Hij maakt hun het ernstige verwijt, dat ze niet begrijpen, wat er in deze openbaringen verborgen ligt. Waarom?
Omdat Hij bedoelt: "Nu is de geest van Elias vrijgekomen, hij leeft in ulieden en ge moet u langzamerhand waardig tonen, dat hij in uw ziel binnentreedt, zodat ge geestelijke dingen beter begrijpen kunt dan dat vroeger mogelijk was." Als Christus Jezus tot de menigte sprak, deed Hij dat in gelijkenissen, in beelden, omdat deze mensen nog afstamden van degenen, die het bovenzinnelijke zagen in imaginaties; Hij moest dus tot het volk spreken, zoals de vroegere helderzienden dat deden. Op Socratische wijze, d.w.z. voor het gewone verstand begrijpelijk kon Hij hetzelfde doen tegenover degenen, die als zijn apostelen uit dit oud Joodse volk stamden. Hun kon Hij de gelijkenissen uitleggen; Hij kon op moderne wijze spreken, op de manier, zoals die voor de mensheid normaal geworden was, nadat het helderzien was verdwenen.
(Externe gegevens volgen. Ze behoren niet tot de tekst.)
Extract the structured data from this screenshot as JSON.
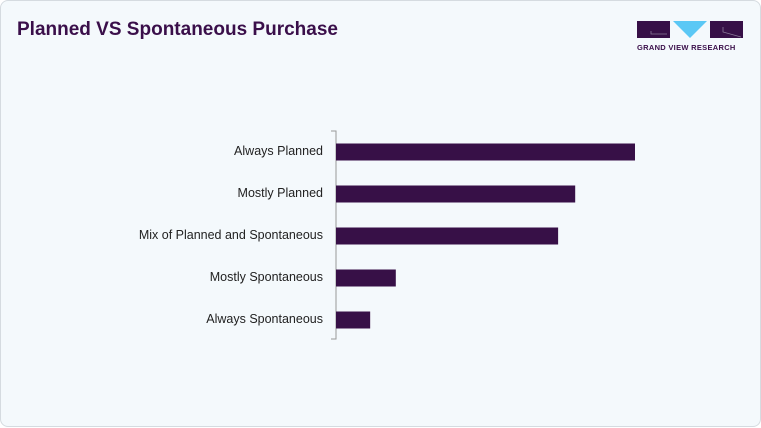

Maar doordat de geest van Elias als groepsziel in de 12 apostelen leefde en hen als een gemeenschappelijke aura omgaf, werden ze in hogere zin weer helderziend of liever, ze zouden het kunnen worden; zo konden ze als twaalfeenheid door de geest van Elias de verlichting deelachtig worden, wat voor ieder afzonderlijk niet mogelijk zou zijn geweest. Daartoe wilde Christus hen opvoeden.
Waarheen richtte Hij deze opvoeding? Wat is dan in feite die hele vertelling van de "broodvermeerdering" de ene keer door verdeling van 5 broden over 5000 - de resten vullen 12 korven vol; de tweede maal door verdeling van 7 broden over 4000 - de resten vullen 7 korven vol? Ja, dat was steeds een merkwaardig probleem voor de Bijbeluitleggers. In onze tijd zijn ze het erover eens geworden, dat "de mensen zelf brood bij zich hadden; toen ze in rijen waren neergezet, hebben ze hun pakjes brood uitgepakt." Dat is nu de uitleg, die als afspraak om zo te zeggen, zelfs geaccepteerd is door degenen, die streng vasthouden aan het Evangelie. Als men de dingen op een zo uiterlijke manier beschouwt, dan worden zulke verhalen eigenlijk niet meer dan aanhangsels, versiersels. Men begrijpt dan ook niet, waarom dit verhaal eigenlijk verteld wordt. Aan de andere kant mag men natuurlijk niet aan zwarte magie denken, want het tevoorschijn toveren van een grote hoeveelheid brood uit 5 stuks of 7 stuks zou volkomen zwarte magie zijn. Maar het kan hier niet gaan om zwarte magie, ook niet om een gebeuren, dat voor de filisters zeer aannemelijk zou kunnen zijn, nl. dat de mensen brood meegebracht en het uitgepakt hadden. Er is integendeel iets bijzonders mee bedoeld. Bij de uitleg van verschillende andere Evangeliën heb ik er al op gewezen, en in dit Evangelie wordt het duidelijk genoeg aangeduid, waar het om gaat.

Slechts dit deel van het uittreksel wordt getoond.